A Voyage of Growth and Discovery centers on Baby IKKI, a character that artist Michael Smith has been performing for over thirty years. Pre-lingual and of ambiguous age, Baby IKKI is both comedic and melancholy. The six-channel video follows the existential journey of the Baby over several days at a festival of “radical self-expression” held in the remote Black Rock Desert of Nevada. The Baby, alone in his journey despite being surrounded by thousands of revelers, negotiates the rave-like festival environment while also exploring the primal natural elements of fire, water, earth, and wind. Michael Smith offers a masterful tragicomic performance that exhibits extreme physical endurance. The two-and-a-half hour multi-channel video, culled from hours of raw footage, is the result of an intensive editing process between Mike Kelley and Michael Smith. The video’s six-part narrative structure mirrors that of the event: four days and nights of festival preceded by an introductory travel section and followed by a post-festival day. In the introductory section Baby IKKI is shown “on the road” in his mobile home, where he is bombarded and inculcated with televisual material that presage his experiences in the desert. En route, the Baby busies himself with candies, cushions, and matches, while watching scenes from B-movies and cartoons replete with pyrotechnics and themes of infantilism. The festival itself is a carnivalesque event where IKKI is subsumed in raves, faced with erotic encounters, and surrounded by multitudes of costumed party-goers.
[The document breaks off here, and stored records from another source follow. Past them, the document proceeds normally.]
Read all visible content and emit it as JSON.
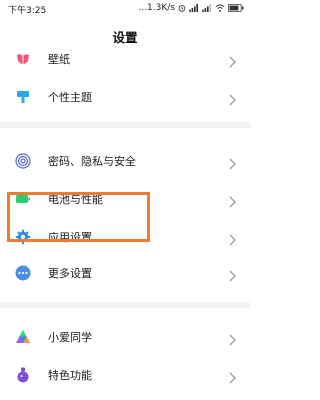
{
  "status_bar": {
    "time": "下午3:25",
    "network_speed": "...1.3K/s",
    "battery_level": 0.85
  },
  "header": {
    "title": "设置"
  },
  "settings": {
    "items": [
      {
        "label": "壁纸",
        "icon": "wallpaper-icon"
      },
      {
        "label": "个性主题",
        "icon": "theme-brush-icon"
      },
      {
        "label": "密码、隐私与安全",
        "icon": "fingerprint-icon"
      },
      {
        "label": "电池与性能",
        "icon": "battery-icon"
      },
      {
        "label": "应用设置",
        "icon": "gear-icon"
      },
      {
        "label": "更多设置",
        "icon": "more-dots-icon"
      },
      {
        "label": "小爱同学",
        "icon": "xiaoai-icon"
      },
      {
        "label": "特色功能",
        "icon": "feature-flask-icon"
      }
    ]
  },
  "colors": {
    "highlight": "#ef7d2f",
    "wallpaper": "#e85a7a",
    "theme": "#2fa6e6",
    "security": "#5b6bd6",
    "battery": "#2ecc71",
    "gear": "#2a8be6",
    "more": "#4a8de8",
    "feature": "#7b4fd6"
  }
}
The culmination of the event is the massive public “burn,” after which the Baby is left alone to ponder his “voyage.”

The installation reflects the fantasy-oriented environment of the festival, which is both grand and folksy—an odd mixture of fairground, playground, hippie commune, and the futuristic architectural aesthetics of R. Buckminster Fuller. Resembling an abandoned festival site of the post-“new age” era, the structure circles a 30-foot tall junk sculpture representing Baby IKKI himself. Surrounded by video projection screens, the viewer is invited into this world of regression and tactile experience—to share in Baby IKKI’s journey.